SCO provides OpenServer 6 operating system patches at ftp://ftp.sco.com/pub/openserver6.

SCO provides information about security fixes at ftp://ftp.sco.com/pub/security/OpenServer.

By default, the maximum file size on a OpenServer 6.0.0 system is 1TB. Some operating system utilities have a limitation of 2GB. The maximum possible file size on UnixWare 7 is 1TB with VXFS or HTFS.

OpenServer 6 can be configured for large file support (file sizes greater than 2GB) by tuning the UNIX kernel.

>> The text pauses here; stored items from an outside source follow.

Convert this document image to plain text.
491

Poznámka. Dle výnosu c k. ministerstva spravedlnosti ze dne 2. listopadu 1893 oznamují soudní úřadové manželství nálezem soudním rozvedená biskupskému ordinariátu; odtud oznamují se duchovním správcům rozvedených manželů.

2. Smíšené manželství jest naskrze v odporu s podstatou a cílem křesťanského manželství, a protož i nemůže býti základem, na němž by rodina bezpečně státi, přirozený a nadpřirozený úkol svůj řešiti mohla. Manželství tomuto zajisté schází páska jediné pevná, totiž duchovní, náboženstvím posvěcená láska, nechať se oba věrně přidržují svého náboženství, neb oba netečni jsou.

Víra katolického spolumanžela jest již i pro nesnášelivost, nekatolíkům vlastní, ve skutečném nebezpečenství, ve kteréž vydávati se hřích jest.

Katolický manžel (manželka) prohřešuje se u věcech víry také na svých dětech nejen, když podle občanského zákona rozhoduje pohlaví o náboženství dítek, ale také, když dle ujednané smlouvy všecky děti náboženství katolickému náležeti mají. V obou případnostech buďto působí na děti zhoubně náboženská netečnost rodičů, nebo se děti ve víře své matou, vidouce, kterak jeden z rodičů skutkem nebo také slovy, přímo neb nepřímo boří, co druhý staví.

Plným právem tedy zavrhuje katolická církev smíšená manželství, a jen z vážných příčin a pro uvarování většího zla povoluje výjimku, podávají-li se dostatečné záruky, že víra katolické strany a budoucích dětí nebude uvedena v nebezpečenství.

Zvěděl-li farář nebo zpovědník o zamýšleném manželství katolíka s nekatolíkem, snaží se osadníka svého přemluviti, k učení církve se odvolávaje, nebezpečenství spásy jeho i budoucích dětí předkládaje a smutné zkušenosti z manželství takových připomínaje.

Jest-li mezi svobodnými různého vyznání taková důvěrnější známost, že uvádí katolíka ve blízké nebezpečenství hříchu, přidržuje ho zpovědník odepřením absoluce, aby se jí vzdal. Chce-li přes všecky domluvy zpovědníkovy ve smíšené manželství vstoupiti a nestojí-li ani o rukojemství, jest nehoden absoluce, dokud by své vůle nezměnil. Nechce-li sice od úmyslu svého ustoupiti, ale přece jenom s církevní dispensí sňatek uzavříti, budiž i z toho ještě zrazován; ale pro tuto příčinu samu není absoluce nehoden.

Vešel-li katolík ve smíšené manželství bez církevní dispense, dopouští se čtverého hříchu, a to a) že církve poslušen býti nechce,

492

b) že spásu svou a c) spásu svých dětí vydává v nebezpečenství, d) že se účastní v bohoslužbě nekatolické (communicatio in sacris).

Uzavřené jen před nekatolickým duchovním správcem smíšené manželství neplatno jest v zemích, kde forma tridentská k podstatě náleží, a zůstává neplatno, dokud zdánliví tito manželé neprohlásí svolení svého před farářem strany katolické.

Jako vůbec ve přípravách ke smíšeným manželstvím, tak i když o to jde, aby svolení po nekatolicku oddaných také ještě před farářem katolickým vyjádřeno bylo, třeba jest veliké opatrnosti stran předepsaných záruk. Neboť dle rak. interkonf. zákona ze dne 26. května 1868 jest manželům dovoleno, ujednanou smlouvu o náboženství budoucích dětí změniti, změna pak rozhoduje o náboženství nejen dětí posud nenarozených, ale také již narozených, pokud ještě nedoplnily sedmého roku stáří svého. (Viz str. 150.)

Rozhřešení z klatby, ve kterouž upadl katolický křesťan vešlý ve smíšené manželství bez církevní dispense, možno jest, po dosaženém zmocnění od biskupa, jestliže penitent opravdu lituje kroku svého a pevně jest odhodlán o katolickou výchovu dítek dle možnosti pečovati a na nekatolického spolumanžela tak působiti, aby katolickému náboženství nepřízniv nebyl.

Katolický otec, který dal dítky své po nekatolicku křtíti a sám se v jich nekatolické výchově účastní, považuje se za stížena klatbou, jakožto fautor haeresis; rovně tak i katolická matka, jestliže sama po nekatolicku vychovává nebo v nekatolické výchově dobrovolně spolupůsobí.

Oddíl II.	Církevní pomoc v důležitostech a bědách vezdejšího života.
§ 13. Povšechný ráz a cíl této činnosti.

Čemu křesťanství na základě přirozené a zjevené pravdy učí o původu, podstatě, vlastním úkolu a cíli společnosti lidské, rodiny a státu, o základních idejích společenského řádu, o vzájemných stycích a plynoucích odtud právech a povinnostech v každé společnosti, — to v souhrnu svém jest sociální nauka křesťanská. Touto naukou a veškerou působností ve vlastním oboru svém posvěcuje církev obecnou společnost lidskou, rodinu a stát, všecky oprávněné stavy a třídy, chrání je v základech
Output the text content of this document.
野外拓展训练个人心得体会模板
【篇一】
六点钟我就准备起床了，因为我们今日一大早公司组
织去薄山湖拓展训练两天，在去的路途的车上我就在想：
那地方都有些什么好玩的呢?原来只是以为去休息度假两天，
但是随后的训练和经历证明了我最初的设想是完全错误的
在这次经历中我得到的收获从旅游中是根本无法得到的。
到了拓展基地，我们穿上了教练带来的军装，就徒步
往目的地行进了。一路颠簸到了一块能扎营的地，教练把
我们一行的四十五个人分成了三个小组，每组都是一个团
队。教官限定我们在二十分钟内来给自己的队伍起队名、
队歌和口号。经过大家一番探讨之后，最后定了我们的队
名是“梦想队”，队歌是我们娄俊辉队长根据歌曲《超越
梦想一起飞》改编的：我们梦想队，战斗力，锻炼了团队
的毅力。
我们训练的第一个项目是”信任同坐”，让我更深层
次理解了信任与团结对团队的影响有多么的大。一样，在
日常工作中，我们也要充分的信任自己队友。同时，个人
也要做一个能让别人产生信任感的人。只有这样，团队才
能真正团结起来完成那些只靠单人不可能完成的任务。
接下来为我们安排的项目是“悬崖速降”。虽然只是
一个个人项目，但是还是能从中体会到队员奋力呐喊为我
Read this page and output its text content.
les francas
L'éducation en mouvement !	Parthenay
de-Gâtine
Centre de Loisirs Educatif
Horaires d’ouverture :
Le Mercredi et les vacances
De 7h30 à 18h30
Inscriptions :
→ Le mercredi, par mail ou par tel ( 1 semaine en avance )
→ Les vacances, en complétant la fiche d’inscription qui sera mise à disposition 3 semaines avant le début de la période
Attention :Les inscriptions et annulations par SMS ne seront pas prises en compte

By default, the entries in /etc/conf/cf.d/mtune are set as follows:

Value           Default         Min             Max
-----           -------         ---             ---
SVMMLIM         0x9000000       0x1000000       0x7FFFFFFF
HVMMLIM         0x9000000       0x1000000       0x7FFFFFFF

To make changes to the kernel, use the idtune name parameter command. idtune modifies the /etc/conf/cf.d/stune file for you. To set the kernel values, execute the following commands as root:

# /etc/conf/bin/idtune SDATLIM 0x7FFFFFFF
# /etc/conf/bin/idtune HDATLIM 0x7FFFFFFF
# /etc/conf/bin/idtune SVMMLIM 0x7FFFFFFF
# /etc/conf/bin/idtune HVMMLIM 0x7FFFFFFF
# /etc/conf/bin/idtune SFNOLIM 2048
# /etc/conf/bin/idtune HFNOLIM 2048

Then rebuild and reboot the kernel by issuing this command:

# /etc/conf/bin/idbuild -B && init 6

To tune the system, the proper parameter values to use depend on the number of users accessing the application or database and size the of the database (that is, the used buffer pool). The following kernel parameters can be set with idtune:

  • SHMMAX (recommended setting: 128MB) and SHMSEG (recommended setting: 15). These parameters have an influence on the MySQL database engine to create user buffer pools.

  • SFNOLIM and HFNOLIM should be at maximum 2048.

  • NPROC should be set to at least 3000/4000 (depends on number of users).

  • The following formulas are recommended to calculate values for SEMMSL, SEMMNS, and SEMMNU:

    SEMMSL = 13

    13 is what has been found to be the best for both Progress and MySQL.

    SEMMNS = SEMMSL * number of db servers to be run on the system

    Set SEMMNS to the value of SEMMSL multiplied by the number of database servers (maximum) that you are running on the system at one time.


    Set the value of SEMMNU to equal the value of SEMMNS. You could probably set this to 75% of SEMMNS, but this is a conservative estimate.